Encravada nos vales, ainda era um núcleo de imigração não absorvido pelo país que o acolhera. O dialeto vêneto ou a língua italiana eram mais usados do que o português. Agentes consulares da Itália passaram a visitar a Serra com frequência e propagar a grandeza da pátria de origem, como nota um pequeno clássico sobre o tema, As Sombras do Littorio – O Fascismo no Rio Grande do Sul, da historiadora Loraine Slomp Giron, ela própria natural de Caxias do Sul. As escolas e a igreja católica tornaram-se permeáveis ao discurso das glórias imperiais de Mussolini. E também os jornais.

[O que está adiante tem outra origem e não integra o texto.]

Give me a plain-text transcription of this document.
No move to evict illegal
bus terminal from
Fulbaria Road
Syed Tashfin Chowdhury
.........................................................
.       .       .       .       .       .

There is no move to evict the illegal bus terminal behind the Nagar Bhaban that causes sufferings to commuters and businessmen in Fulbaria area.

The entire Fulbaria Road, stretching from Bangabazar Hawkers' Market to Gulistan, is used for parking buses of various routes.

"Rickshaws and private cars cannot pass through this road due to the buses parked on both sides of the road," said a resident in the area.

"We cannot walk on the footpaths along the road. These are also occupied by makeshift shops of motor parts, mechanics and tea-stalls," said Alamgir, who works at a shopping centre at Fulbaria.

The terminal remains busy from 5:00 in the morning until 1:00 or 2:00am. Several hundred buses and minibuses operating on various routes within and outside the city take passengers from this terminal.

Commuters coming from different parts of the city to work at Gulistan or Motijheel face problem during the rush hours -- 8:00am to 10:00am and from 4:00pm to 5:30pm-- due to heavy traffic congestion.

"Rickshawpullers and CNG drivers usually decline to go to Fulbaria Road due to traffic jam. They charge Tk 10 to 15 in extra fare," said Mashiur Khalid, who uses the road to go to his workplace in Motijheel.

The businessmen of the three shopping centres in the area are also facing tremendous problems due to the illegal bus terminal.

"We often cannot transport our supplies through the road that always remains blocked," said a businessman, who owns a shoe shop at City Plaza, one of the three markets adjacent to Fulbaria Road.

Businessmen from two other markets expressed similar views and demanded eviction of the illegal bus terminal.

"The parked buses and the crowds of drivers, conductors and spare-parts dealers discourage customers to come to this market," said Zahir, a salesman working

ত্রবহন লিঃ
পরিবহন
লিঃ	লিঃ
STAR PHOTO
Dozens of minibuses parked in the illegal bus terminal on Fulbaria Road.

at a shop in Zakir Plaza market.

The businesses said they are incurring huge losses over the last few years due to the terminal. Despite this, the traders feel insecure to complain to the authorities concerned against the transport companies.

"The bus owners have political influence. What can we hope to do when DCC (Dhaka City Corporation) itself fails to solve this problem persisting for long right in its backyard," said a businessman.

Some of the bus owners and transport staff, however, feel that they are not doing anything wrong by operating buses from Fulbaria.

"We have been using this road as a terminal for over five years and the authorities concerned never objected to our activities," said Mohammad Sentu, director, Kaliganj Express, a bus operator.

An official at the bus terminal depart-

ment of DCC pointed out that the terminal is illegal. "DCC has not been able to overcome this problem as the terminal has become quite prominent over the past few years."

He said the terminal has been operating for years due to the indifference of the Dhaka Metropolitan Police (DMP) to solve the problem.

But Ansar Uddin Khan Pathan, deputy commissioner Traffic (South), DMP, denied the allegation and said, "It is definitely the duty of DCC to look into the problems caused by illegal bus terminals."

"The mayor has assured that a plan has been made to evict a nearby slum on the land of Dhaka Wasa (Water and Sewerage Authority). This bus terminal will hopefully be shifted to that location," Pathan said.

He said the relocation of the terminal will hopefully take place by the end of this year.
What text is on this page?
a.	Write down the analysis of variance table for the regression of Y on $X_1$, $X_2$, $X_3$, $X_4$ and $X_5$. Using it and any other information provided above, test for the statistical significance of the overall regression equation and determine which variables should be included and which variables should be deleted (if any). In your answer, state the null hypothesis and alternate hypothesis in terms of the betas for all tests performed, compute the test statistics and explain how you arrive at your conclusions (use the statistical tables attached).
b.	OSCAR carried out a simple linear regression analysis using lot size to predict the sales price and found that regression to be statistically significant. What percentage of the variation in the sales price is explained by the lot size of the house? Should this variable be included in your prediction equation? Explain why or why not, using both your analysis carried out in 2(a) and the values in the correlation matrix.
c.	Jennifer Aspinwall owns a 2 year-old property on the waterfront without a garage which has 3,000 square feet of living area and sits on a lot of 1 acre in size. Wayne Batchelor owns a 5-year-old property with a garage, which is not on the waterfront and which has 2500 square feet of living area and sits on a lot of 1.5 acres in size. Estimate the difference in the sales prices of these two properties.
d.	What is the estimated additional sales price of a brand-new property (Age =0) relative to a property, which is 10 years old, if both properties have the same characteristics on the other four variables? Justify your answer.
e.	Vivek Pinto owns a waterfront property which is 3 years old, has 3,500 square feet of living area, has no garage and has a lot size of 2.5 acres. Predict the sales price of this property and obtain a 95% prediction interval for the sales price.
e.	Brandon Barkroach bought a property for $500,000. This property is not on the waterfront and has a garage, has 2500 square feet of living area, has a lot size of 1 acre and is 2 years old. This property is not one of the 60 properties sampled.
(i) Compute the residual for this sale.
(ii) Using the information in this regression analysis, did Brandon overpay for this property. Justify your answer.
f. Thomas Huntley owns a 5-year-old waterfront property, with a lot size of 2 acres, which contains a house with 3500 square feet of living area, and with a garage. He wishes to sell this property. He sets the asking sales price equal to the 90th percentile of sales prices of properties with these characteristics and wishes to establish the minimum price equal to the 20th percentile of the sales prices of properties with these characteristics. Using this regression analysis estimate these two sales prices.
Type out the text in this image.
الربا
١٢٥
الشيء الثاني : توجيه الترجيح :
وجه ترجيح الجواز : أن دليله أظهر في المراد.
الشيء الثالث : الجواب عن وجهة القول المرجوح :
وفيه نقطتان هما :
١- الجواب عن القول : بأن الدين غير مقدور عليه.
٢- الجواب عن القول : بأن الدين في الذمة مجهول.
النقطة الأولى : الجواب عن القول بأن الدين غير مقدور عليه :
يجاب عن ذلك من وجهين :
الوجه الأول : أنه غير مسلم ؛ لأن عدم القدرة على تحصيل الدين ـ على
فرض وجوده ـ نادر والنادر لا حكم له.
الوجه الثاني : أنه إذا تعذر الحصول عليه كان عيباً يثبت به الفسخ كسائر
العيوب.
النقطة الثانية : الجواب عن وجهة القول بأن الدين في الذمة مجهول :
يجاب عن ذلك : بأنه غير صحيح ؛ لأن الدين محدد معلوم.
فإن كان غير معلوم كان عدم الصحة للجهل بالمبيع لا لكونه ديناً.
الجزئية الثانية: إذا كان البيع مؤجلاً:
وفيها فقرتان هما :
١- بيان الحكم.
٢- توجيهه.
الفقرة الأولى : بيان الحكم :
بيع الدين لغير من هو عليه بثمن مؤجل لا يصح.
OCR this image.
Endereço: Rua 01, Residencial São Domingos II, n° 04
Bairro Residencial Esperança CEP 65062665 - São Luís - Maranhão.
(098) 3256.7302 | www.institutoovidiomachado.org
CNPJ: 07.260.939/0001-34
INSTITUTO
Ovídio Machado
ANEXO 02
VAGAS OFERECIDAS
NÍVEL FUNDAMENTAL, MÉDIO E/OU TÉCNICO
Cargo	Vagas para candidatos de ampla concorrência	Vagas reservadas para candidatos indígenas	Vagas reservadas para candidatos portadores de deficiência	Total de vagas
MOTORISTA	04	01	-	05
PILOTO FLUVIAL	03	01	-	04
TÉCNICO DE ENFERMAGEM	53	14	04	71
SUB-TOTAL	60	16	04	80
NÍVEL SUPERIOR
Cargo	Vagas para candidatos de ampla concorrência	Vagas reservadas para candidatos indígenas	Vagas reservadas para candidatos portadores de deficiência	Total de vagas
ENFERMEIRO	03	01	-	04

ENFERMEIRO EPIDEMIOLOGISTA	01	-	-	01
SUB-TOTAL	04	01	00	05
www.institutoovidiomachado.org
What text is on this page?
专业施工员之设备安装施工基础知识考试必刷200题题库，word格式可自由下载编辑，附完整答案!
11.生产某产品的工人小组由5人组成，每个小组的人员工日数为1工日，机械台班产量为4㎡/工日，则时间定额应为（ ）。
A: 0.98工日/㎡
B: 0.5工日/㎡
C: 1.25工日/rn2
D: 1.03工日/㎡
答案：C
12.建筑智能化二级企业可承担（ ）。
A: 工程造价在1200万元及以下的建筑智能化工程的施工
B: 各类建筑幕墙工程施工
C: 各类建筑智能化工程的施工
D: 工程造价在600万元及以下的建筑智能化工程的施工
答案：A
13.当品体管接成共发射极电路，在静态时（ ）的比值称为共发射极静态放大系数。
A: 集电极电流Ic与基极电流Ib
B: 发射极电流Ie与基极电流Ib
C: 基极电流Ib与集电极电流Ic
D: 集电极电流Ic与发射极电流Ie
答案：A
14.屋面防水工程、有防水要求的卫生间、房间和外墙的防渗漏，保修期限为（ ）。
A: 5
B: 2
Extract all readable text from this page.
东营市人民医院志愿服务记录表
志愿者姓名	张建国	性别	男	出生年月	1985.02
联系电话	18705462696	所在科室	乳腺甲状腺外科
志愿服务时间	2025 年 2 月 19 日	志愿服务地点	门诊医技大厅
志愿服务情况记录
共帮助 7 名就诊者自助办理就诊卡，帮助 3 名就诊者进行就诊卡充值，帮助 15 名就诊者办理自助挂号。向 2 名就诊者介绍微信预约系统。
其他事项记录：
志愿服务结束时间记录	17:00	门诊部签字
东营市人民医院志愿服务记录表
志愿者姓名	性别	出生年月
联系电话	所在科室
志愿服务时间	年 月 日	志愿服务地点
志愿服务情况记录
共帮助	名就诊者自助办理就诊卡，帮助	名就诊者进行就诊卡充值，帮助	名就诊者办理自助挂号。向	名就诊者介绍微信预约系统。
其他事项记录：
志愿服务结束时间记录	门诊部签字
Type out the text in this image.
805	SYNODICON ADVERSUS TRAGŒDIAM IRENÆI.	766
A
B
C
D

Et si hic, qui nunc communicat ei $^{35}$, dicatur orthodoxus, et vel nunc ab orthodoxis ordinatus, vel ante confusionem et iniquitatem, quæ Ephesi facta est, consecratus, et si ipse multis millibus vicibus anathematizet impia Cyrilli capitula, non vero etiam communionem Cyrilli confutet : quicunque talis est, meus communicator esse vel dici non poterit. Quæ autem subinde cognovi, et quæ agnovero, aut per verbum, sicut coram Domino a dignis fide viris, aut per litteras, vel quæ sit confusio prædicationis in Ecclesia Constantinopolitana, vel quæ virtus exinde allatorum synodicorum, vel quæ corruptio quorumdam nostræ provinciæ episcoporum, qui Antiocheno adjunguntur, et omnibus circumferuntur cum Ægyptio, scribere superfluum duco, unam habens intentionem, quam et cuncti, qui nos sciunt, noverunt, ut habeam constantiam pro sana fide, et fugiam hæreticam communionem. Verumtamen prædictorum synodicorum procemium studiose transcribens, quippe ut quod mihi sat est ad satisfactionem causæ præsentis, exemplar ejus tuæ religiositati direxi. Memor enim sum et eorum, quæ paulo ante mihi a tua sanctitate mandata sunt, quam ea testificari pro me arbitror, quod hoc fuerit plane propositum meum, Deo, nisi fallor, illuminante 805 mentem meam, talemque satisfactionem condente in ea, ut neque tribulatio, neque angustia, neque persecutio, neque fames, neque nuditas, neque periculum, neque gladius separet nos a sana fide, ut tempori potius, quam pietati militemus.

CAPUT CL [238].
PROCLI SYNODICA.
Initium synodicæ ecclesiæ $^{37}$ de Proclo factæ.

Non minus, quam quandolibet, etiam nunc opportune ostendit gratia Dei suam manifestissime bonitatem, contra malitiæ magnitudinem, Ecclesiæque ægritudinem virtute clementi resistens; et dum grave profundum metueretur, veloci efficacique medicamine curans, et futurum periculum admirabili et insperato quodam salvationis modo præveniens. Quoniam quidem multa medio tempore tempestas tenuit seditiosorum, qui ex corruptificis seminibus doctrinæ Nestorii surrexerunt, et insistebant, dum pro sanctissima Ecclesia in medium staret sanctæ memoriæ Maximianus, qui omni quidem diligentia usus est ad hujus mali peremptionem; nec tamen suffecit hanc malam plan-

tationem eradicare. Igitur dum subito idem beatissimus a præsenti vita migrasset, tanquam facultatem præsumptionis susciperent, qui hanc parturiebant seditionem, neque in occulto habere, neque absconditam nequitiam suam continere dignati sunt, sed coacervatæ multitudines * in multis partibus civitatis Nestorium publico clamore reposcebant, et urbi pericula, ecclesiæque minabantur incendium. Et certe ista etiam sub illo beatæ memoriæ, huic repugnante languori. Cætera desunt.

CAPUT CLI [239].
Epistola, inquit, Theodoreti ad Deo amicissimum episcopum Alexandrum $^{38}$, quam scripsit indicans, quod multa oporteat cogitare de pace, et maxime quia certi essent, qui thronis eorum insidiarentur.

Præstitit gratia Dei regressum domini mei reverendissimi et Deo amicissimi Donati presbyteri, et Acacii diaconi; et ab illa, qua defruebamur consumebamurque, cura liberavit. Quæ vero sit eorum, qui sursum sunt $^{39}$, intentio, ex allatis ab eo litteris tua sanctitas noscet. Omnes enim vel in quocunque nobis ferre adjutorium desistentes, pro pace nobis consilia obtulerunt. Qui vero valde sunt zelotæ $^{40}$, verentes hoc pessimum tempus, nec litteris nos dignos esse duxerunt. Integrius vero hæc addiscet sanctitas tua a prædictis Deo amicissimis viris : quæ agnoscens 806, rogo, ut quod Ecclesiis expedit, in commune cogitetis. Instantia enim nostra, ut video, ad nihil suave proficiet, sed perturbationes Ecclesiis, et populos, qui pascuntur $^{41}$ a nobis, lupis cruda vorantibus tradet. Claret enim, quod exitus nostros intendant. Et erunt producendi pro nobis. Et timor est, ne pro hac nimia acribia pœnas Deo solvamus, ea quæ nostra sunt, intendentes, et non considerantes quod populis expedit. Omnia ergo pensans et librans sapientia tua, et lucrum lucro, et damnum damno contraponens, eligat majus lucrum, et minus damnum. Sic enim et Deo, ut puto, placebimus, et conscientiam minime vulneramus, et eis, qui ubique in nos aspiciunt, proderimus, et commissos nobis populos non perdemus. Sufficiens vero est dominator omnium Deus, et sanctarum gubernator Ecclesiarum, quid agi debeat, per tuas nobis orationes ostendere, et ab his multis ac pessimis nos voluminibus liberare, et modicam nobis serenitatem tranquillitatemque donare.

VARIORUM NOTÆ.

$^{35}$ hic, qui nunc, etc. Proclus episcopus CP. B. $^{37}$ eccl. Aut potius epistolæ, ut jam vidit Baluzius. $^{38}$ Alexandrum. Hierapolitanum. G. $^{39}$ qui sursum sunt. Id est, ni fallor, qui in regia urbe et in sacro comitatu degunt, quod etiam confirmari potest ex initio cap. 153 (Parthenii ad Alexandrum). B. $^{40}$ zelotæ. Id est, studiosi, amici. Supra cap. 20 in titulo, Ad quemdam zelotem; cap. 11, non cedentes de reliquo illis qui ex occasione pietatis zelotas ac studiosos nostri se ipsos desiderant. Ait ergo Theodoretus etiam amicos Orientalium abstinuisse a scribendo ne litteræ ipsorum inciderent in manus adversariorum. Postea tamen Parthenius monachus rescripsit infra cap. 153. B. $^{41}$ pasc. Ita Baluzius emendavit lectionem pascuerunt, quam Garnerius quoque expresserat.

“O fascismo recebeu total apoio da imprensa regional”, escreveu Loraine, citando dois jornais, o Staffetta Riograndense e Il Giornale Dell` Agricoltore. O primeiro exalta o ditador italiano e luta contra a maçonaria e o comunismo. Explora o que seriam as afinidades entre fascismo e catolicismo, enquanto descreve Karl Marx como “o hebreu que inventou o socialismo”.

Editado em italiano, o Giornale Dell`Agricoltore procurava exaltar os laços entre a colônia nos confins da América do Sul e a antiga pátria. Sustentava, inclusive, que Il Duce até elogiara a Festa da Uva caxiense.

O fascismo seduziu sobretudo comerciantes, industriais e profissionais liberais. Brotaram núcleos fascistas organizando manifestações, reuniões, festas e jantares. Aquelas paragens seriam também terreno fértil para o integralismo, a versão nativa do “fascio” italiano.  

Após a deflagração da 2ª. Guerra em 1939 e, principalmente, depois do ingresso do Brasil no conflito em 1942, tudo mudou. Parte da colônia reagiu à fascistização e ao culto à Itália, então aliada da Alemanha nazista. Eram nacionalistas ou liberais inconformados com a situação.  O governo Getúlio Vargas desfechou forte repressão nas áreas de colonização e os fascistas sumiram ou aderiram ao regime do Estado Novo. Mas é lícito admitir que algo talvez tenha permanecido, desenhando o arraigado conservadorismo ou mesmo reacionarismo hoje persistente.

A conjuntura internacional e o alinhamento do Brasil com as potências aliadas travaram o processo nos anos 1930 mas, observa Loraine, “a árvore fascista foi cortada, as raízes não foram tocadas”.